English

Crítica y transgresión: comentario sobre la poesía de Eduardo Gómez

Crítica y transgresión: comentario
sobre la poesía de Eduardo Gómez



Por Guillermo Martínez González

Eduardo Gómez nació, en 1932, en Miraflores, un pequeño poblado de los Andes, en el departamento de Boyacá, región como tantas de Colombia, en donde el peso de una tradición católica y conservadora, de una normatividad rígida y de carácter hispánico, dejaron su huella en comportamientos y creencias que aún no se desligan de un pasado arcaico o feudal. Y, aunque en su obra nunca ha dejado de referirse, de cuestionar y exorcizar a esa herencia que nos margina de la ciencia y el pensamiento modernos, su posición ha sido siempre la de un poeta urbano que, desde una visión y una sensibilidad universales, rechaza cualquier limitación.
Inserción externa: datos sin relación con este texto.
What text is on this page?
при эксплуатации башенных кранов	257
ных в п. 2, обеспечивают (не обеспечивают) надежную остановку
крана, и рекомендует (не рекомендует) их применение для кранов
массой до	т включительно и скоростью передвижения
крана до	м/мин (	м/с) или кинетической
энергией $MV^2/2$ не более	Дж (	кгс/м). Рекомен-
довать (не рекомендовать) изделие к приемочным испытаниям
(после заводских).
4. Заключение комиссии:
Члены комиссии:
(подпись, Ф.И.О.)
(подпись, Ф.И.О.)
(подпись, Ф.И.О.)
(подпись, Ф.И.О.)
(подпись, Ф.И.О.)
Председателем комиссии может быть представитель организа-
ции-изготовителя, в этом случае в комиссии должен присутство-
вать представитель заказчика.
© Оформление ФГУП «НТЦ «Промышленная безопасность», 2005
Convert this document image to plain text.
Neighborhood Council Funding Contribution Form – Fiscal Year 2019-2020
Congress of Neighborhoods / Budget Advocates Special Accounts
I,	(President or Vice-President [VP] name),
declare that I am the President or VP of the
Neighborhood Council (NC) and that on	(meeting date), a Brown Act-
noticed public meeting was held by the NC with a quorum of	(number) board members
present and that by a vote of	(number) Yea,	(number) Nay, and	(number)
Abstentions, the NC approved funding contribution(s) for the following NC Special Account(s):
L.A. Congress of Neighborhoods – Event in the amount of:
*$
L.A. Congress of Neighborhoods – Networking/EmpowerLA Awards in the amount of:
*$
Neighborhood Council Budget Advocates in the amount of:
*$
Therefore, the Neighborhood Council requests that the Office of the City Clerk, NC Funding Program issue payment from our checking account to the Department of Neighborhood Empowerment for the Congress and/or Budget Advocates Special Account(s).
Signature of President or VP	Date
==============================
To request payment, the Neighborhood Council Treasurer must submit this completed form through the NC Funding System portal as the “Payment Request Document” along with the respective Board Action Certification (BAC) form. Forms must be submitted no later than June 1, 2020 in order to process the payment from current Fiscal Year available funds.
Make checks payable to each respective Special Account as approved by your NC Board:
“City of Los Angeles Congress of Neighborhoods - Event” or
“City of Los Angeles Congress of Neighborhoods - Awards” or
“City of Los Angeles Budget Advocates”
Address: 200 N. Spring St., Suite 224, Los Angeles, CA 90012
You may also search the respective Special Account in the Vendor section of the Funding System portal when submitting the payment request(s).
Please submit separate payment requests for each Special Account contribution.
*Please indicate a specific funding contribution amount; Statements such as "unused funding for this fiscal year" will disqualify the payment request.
A esa actitud, tal vez alude Jaime Mejía Duque cuando anota que su “óptica es distanciadora, en beneficio de una expresión sin concesiones a ese repentísimo de nuevo cuño, que no exige del supuesto poeta ninguna concepción del poema como obra de arte, ni de la vida humana como relación totalizadora o construcción de la historia y, por ende, también del espíritu”.

Con siete libros de poesía publicados –Restauración de la Palabra (1969), El Continente de los Muertos (1975), Movimientos Sinfónicos (1980), El Viajero Innumerable (1985), Historia Baladesca de un Poeta (1989) Las claves Secretas (1998) y “Faro de luna y sol” (2000), Eduardo Gómez, en efecto, se destaca, entre los poetas colombianos que comienzan a publicar a finales de la década de los sesenta, por un lirismo riguroso que evita la emoción inmediata o la experiencia puramente fenomenológica. Fiel heredero del legado de autores como Baudelaire y Brecht, Nietzche, Freud y Marx, ha logrado un acertado equilibrio entre lo filosófico y la expresión estética, un depurado y acerado lenguaje en el que la ironía y la metáfora, la lucidez y lo nocturno continúan desde el ámbito de la urbe, la indagación por los conflictos fundamentales de nuestra sociedad y del hombre moderno. "El engranaje de patetismo e ironía, el admirable injerto de la ética en la estética, la muy inteligente dosificación mediativa de la experiencia, la misma instrumentación lingüística, son otros tantos factores que sitúan su poesía entre las más dinámicas de la actual vanguardia latinoamericana", decía el poeta español José M. Caballero Bonald al reseñar uno de los primeros libros de Eduardo Gómez. Rigor y lucidez que resultan más valiosos si se consideran su persistencia a través de los años, su no dejarse tentar por el éxito inmediato, por los usos retóricos a la moda, por los vaivenes de un país como el colombiano sin una tradición cultural sólida y especialmente asolado por el caos, la corrupción y la violencia.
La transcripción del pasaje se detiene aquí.